UIP Framework and VPD Epidemiology — Key Points:

  • UIP structure: India's Universal Immunization Program (1985, within NHM/RCH) targets 27 million infants/year through ANM-delivered fixed-site and outreach sessions, supported by ASHA/anganwadi demand mobilisation. The NIS 2023 covers 12 VPDs across 7 age points from birth to 5–6 years.
  • NIS birth-dose vaccines: BCG + OPV-0 + HepB-0 (within 24 hours for HepB-0). At 6/10/14 weeks: pentavalent + OPV + rotavirus (+ fIPV at 6 and 14 weeks). At 9–12 months: MR + JE (endemic districts) + Vitamin A. Boosters at 16–24 months and 5–6 years.
  • VPD epidemiology: Measles (R0 12–18), pertussis (R0 12–17), polio (R0 5–7), Hib meningitis, hepatitis B perinatal transmission (90% chronicity rate), rotavirus (leading cause of diarrhoeal death under 5), JE (endemic, 20–30% mortality). Knowing R0 = knowing the herd immunity threshold required.
  • Herd immunity threshold: HIT = 1 − (1/R0).
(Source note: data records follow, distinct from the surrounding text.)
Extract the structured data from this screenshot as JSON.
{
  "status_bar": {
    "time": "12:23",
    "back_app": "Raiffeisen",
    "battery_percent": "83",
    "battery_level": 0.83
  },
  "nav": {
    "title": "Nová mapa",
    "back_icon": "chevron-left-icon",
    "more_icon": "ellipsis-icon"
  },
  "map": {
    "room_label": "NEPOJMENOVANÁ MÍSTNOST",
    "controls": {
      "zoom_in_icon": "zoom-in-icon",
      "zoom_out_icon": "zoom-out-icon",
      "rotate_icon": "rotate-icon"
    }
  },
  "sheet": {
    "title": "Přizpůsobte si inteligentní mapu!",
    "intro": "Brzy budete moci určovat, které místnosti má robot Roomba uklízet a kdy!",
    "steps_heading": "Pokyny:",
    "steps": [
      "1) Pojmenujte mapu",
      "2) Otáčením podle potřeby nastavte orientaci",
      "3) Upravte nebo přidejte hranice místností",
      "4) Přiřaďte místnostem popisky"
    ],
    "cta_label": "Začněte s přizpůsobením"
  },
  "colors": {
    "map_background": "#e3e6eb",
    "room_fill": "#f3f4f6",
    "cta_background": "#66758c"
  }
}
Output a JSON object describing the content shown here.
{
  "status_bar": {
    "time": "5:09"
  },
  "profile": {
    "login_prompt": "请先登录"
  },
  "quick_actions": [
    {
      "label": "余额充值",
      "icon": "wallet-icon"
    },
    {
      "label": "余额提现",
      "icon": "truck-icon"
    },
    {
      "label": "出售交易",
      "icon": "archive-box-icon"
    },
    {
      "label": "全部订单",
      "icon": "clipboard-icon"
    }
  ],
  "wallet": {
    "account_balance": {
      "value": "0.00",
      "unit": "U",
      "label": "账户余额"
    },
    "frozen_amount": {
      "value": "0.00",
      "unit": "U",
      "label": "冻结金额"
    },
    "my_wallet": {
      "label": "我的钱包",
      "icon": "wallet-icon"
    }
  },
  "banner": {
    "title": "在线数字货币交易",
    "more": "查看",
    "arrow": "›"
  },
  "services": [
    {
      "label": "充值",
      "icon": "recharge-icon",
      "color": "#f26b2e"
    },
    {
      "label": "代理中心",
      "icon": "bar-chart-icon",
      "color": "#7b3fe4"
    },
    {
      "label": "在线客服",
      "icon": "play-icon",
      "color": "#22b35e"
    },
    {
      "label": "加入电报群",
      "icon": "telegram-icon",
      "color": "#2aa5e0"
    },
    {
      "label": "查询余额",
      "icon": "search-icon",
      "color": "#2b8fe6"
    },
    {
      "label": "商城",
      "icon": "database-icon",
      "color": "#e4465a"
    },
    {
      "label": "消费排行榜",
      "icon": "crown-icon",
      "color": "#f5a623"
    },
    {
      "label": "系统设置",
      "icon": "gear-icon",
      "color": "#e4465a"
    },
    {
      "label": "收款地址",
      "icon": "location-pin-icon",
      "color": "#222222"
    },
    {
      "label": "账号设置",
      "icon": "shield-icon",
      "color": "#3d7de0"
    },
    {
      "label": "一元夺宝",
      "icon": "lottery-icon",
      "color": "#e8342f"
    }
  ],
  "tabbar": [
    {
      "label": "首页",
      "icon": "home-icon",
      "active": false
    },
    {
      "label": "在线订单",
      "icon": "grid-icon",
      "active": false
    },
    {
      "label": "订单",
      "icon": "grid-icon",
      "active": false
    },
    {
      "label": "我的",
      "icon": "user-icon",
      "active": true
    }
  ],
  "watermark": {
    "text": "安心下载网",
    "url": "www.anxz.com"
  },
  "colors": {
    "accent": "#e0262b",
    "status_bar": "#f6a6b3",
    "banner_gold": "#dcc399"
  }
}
Measles requires 92–95%, polio ~80–85%. Below the threshold, localised clusters of susceptibles sustain outbreaks even when overall coverage seems adequate.
  • Cold chain: Most vaccines 2–8°C (ILR); OPV must be stored at −15 to −25°C (deep freezer). VVM monitors cumulative heat exposure. Freeze-sensitive vaccines (DPT, Hep-B, pentavalent, fIPV) are permanently damaged by accidental freezing — use the shake test to detect.
  • AEFI management: Mild reactions (local erythema/fever within 48 h) = expected, counsel and reassure. Serious AEFI (hospitalisation, disability, death) = mandatory reporting to district committee within 24 hours. Causality assessment follows WHO-CIOMS algorithm.
  • Programme milestones: India polio-free since 2014. Neonatal tetanus eliminated 2015. Mission Indradhanush reduced zero-dose children. Measles elimination in progress.

REFLECT

Consider a child you encounter during your community health posting — a 14-month-old who has received only OPV-0 and BCG at birth, and nothing since. The mother says the nearest PHC is far, she had no transport, and a neighbour told her 'too many injections make children weak.'

Reflect on:
1. What specific vaccines does this child need NOW, and in what order (catch-up scheduling)?
2. What is the child's risk of measles given the herd immunity threshold, if their community coverage is 65%?
3. How would you address the neighbour's concern — what framing works for a parent who mistrusts the programme?
4. What supply-side and demand-side interventions could have prevented this child from becoming under-vaccinated in the first place?

This scenario is not hypothetical — it describes millions of children in India. Kolb's cycle asks you not just to recall facts, but to apply them to action: what would YOU do differently in your future practice to close this immunisation gap?